- Born: August 26, 1958
- Died: February 12, 2007 (aged 48) Beverly Hills, California, U.S.
- Occupations: Producer, actor, casting director
- Known for: co-founder of The Trevor Project
- Spouse: Roslyn Kind ​ ​(m. 1983; div. 1988)​
- Awards: Emmy Award for Outstanding Casting for a Miniseries or Special 1990 The Incident Academy Award for Best Live Action Short Film 1994 Trevor

= Randy Stone =

American actor (1958–2007)

Randy Stone (August 26, 1958 – February 12, 2007) was an American actor, producer, and casting director. He was a co-founder of The Trevor Project.

== Career ==
===Acting===
Stone began his acting career in 1976 as a child actor on Charlie's Angels. However, most of his acting roles were as an adult. He appeared in two episodes of Space: Above and Beyond, and did two film roles. His most notable performance was as the hapless gay Los Angeles millionaire Michael Beebe in the second-season episode Beware of the Dog on the television series Millennium.

===Casting===
Stone's primary career was as a casting director. He began working with The Landsberg Company in 1981. His first job was casting the NBC series Gimme a Break! He was head of casting at 20th Century Fox Television, and was responsible for casting David Duchovny and Gillian Anderson on The X-Files and Lance Henriksen on Millennium. In 1998, Stone, who was gay, was terminated at Fox and filed a complaint with the California State Labor Commission that he had been illegally discriminated against on the basis of his sexual orientation. The company refused to comply with the Commission's decision.

Among his more notable film and television casting jobs were the film Jaws 3-D (1983), the made-for-TV movie The Ryan White Story (1989), Cameron Crowe's directorial film debut Say Anything... (1989), the made-for-TV movie The Incident (1990) and the television series Space: Above and Beyond.

===Producing===
In later years, he also produced several films. He was executive producer for the film Little Man Tate, Jodie Foster's directorial debut motion picture. He and co-producer/director Peggy Rajski won an Oscar for the 1994 short film Trevor, a comedy-drama about a gay teenage boy's attempted suicide. Ellen DeGeneres hosted a special airing of the film on HBO in 1998. In 2006, Stone wrote and executive produced the television film A Little Thing Called Murder, starring Judy Davis, based on the story of murderer Sante Kimes. It won him the International Press Academy's Satellite Award for Motion Picture Made for Television.

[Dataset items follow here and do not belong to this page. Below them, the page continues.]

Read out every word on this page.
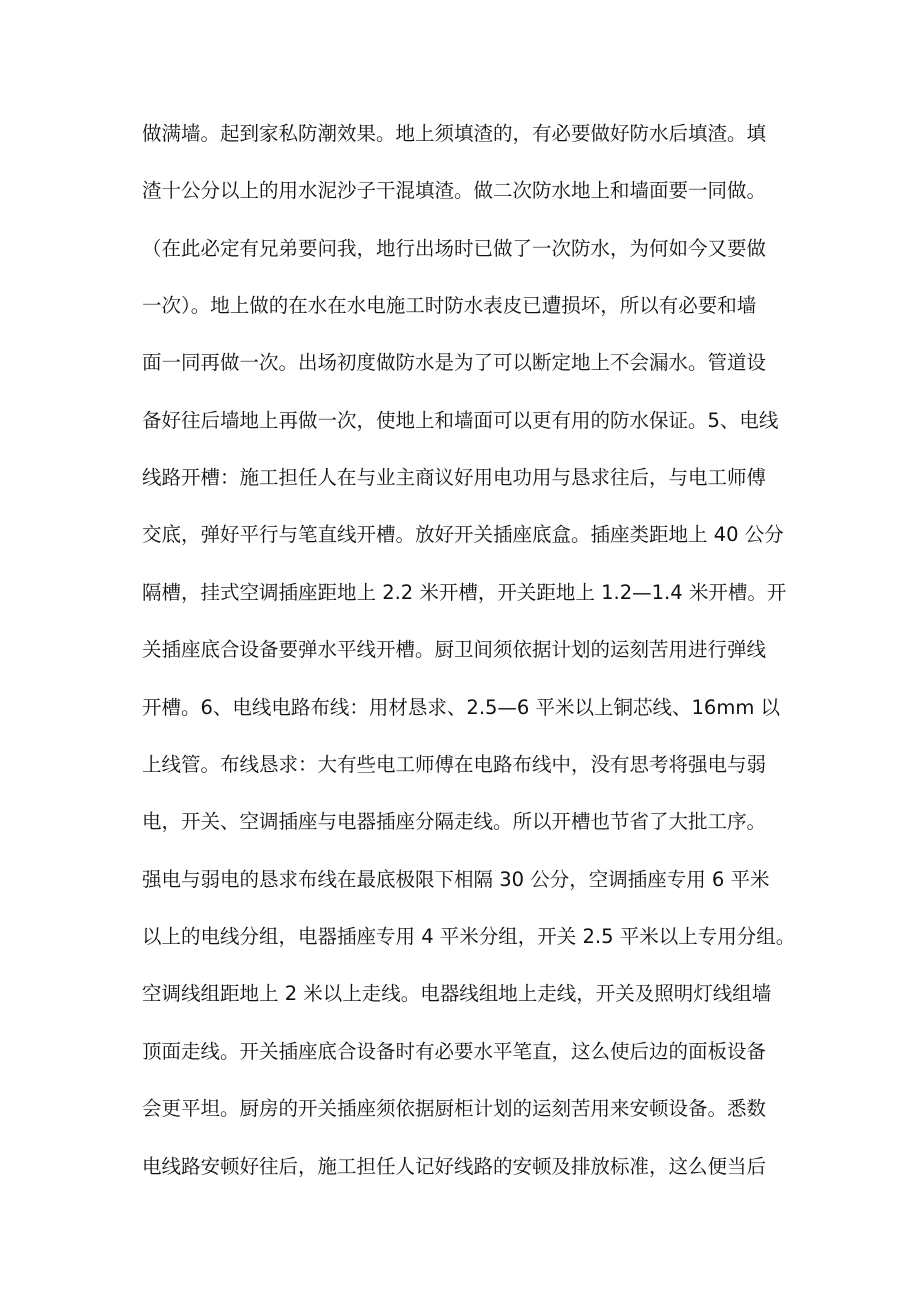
做满墙。起到家私防潮效果。地上须填渣的，有必要做好防水后填渣。填
渣十公分以上的用水泥沙子干混填渣。做二次防水地上和墙面要一同做。
（在此必定有兄弟要问我，地行出场时已做了一次防水，为何如今又要做
一次）。地上做的在水在水电施工时防水表皮已遭损坏，所以有必要和墙
面一同再做一次。出场初度做防水是为了可以断定地上不会漏水。管道设
备好往后墙地上再做一次，使地上和墙面可以更有用的防水保证。5、电线
线路开槽：施工担任人在与业主商议好用电功用与恳求往后，与电工师傅
交底，弹好平行与笔直线开槽。放好开关插座底盒。插座类距地上 40 公分
隔槽，挂式空调插座距地上 2.2 米开槽，开关距地上 1.2—1.4 米开槽。开
关插座底合设备要弹水平线开槽。厨卫间须依据计划的运刻苦用进行弹线
开槽。6、电线电路布线：用材恳求、2.5—6 平米以上铜芯线、16mm 以
上线管。布线恳求：大有些电工师傅在电路布线中，没有思考将强电与弱
电，开关、空调插座与电器插座分隔走线。所以开槽也节省了大批工序。
强电与弱电的恳求布线在最底极限下相隔 30 公分，空调插座专用 6 平米
以上的电线分组，电器插座专用 4 平米分组，开关 2.5 平米以上专用分组。
空调线组距地上 2 米以上走线。电器线组地上走线，开关及照明灯线组墙
顶面走线。开关插座底合设备时有必要水平笔直，这么使后边的面板设备
会更平坦。厨房的开关插座须依据厨柜计划的运刻苦用来安顿设备。悉数
电线路安顿好往后，施工担任人记好线路的安顿及排放标准，这么便当后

=== The Trevor Project ===
In 1998, Stone co-founded a nonprofit organization inspired by the film Trevor, called The Trevor Project. The organization runs a 24-hour, toll-free suicide prevention hotline aimed at gay and questioning youth in the United States. The organization produced teaching guides and support materials for distribution to teens in schools.

== Personal life ==
In 1983, Stone married Roslyn Kind, half-sister of Barbra Streisand. After their 1988 divorce, he came out as gay. He was close friends with Jodie Foster.

On February 12, 2007, Stone died of heart disease at his home in Beverly Hills, California.

== Awards ==
In addition to his Oscar, he and fellow casting director Holly Powell won an Emmy Award in 1990 for Outstanding Casting for a Miniseries or Special for The Incident. Stone and Powell were only the second recipients of this award, which had been established in 1989.

He was nominated three times for an Artios Award by the Casting Society of America. In 1982, he was nominated for Best Casting for Comedy Episodic TV for his work on Cheers. In 1986, he and co-casting director Lori Openden were nominated in the same category for casting the pilot episode of All Is Forgiven. And in 1991 he was nominated for Best Casting for a TV Miniseries for Switched at Birth.